Bug 247276

Summary: [fusefs]: Lockup when using mmap w/ direct_io
Product: Base System Reporter: trapexit
Component: kernAssignee: Alan Somers <asomers>
Status: Closed FIXED    
Severity: Affects Some People CC: asomers, cem, nishida
Priority: --- Keywords: needs-qa
Version: 12.1-RELEASEFlags: koobs: maintainer-feedback? (asomers)
Hardware: Any   
OS: Any   
URL: https://reviews.freebsd.org/D26485
Attachments:
Description Flags
example mmap usage none

Description trapexit 2020-06-15 12:33:53 UTC
Created attachment 215581 [details]
example mmap usage

I'm the author of the FUSE based filesystem mergerfs. A user recently reported that after updating to 12.1 some client software to mergerfs was locking up. rtorrent in particular. 

rtorrent uses mmap. Linux's FUSE implementation is unable to handle mmap when direct_io is enabled so I recommend to users not enable direct_io who need any software leveraging mmap. The user hadn't read the docs and was using direct_io on FreeBSD. It appears that mmap does work on FreeBSD's FUSE implementation when direct_io is used so he had no issues.

Once updated his setup started blocking and the apps became unkillable (waiting on IO). I wrote a simple mmap example to read and write to a shared mapped file and could reproduce the issue.

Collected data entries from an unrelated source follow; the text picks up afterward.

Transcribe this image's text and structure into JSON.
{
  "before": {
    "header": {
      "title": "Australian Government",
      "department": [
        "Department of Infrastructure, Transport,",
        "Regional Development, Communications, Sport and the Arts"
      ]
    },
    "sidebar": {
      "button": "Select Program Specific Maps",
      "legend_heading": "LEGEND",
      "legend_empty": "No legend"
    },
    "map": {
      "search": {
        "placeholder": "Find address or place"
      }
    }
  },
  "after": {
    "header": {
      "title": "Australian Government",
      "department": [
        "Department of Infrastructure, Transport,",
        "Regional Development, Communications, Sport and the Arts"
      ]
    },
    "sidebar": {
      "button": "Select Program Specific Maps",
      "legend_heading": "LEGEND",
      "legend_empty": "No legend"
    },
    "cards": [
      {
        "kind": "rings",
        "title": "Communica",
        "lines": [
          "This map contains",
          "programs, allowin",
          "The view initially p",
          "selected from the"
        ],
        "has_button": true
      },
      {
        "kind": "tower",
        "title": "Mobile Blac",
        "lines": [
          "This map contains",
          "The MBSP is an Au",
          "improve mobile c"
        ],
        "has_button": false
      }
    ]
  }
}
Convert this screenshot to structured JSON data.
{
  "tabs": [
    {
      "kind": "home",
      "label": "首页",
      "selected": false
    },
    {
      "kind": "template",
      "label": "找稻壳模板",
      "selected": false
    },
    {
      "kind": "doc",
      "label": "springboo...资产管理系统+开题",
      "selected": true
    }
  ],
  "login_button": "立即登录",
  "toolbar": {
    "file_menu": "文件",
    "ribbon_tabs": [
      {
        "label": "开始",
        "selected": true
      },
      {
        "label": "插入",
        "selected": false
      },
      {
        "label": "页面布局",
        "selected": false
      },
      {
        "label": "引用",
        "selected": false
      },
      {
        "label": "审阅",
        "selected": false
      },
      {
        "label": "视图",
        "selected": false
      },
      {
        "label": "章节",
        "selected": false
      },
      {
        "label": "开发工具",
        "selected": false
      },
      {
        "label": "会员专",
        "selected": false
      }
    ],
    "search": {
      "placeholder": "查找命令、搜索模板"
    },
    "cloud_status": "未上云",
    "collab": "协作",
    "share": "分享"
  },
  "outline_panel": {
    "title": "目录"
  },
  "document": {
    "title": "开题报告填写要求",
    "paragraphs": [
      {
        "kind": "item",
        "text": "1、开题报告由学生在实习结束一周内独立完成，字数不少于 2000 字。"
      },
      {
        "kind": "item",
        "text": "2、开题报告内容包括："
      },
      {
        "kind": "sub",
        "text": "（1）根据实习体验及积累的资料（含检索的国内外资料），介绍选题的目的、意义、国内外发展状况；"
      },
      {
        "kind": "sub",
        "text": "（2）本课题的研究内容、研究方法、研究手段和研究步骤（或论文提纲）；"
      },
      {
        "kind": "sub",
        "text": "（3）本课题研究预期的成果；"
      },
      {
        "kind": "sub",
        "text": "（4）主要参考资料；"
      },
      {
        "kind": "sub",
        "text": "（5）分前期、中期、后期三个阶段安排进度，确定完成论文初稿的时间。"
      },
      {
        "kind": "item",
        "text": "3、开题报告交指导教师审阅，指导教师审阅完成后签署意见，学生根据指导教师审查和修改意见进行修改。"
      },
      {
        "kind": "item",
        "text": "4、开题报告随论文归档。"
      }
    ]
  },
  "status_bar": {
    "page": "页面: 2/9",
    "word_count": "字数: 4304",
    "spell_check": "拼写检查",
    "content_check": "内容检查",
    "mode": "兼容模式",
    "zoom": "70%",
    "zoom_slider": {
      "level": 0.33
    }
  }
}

When direct_io is off everything works fine. If I enable direct_io I will see read requests come into the mergerfs server and so long as I only read from the mapped memory it works fine. When writing however as soon as it needs to flush it seems to lock up. I don't see any write commands come in, the client app blocks and is unkillable, other calls into the filesystem seem to work briefly and then block. A stack trace of mergerfs seems to indicate that it is working as normal and could take requests. If mergerfs is killed none of the clients receive an error from the syscalls they are blocked on.

I've been able to reproduce this with sshfs by simply adding `direct_io` to the mount options.

Attached is an example that triggers it.
Comment 1 Kubilay Kocak freebsd_committer freebsd_triage 2020-06-15 12:51:26 UTC
Thank you for the report and reproducer. If you are able to obtain a kernel syscall trace exhibiting the lockup, that might also prove handy
Comment 2 Alan Somers freebsd_committer freebsd_triage 2020-06-15 13:17:14 UTC
Thanks for the bug report!  Just to be clear, how should we use the attached program?  If it's meant to be used with sshfs, could you please provide the exact sshfs command line you used?
Comment 3 trapexit 2020-06-15 13:33:19 UTC
(In reply to Alan Somers from comment #2)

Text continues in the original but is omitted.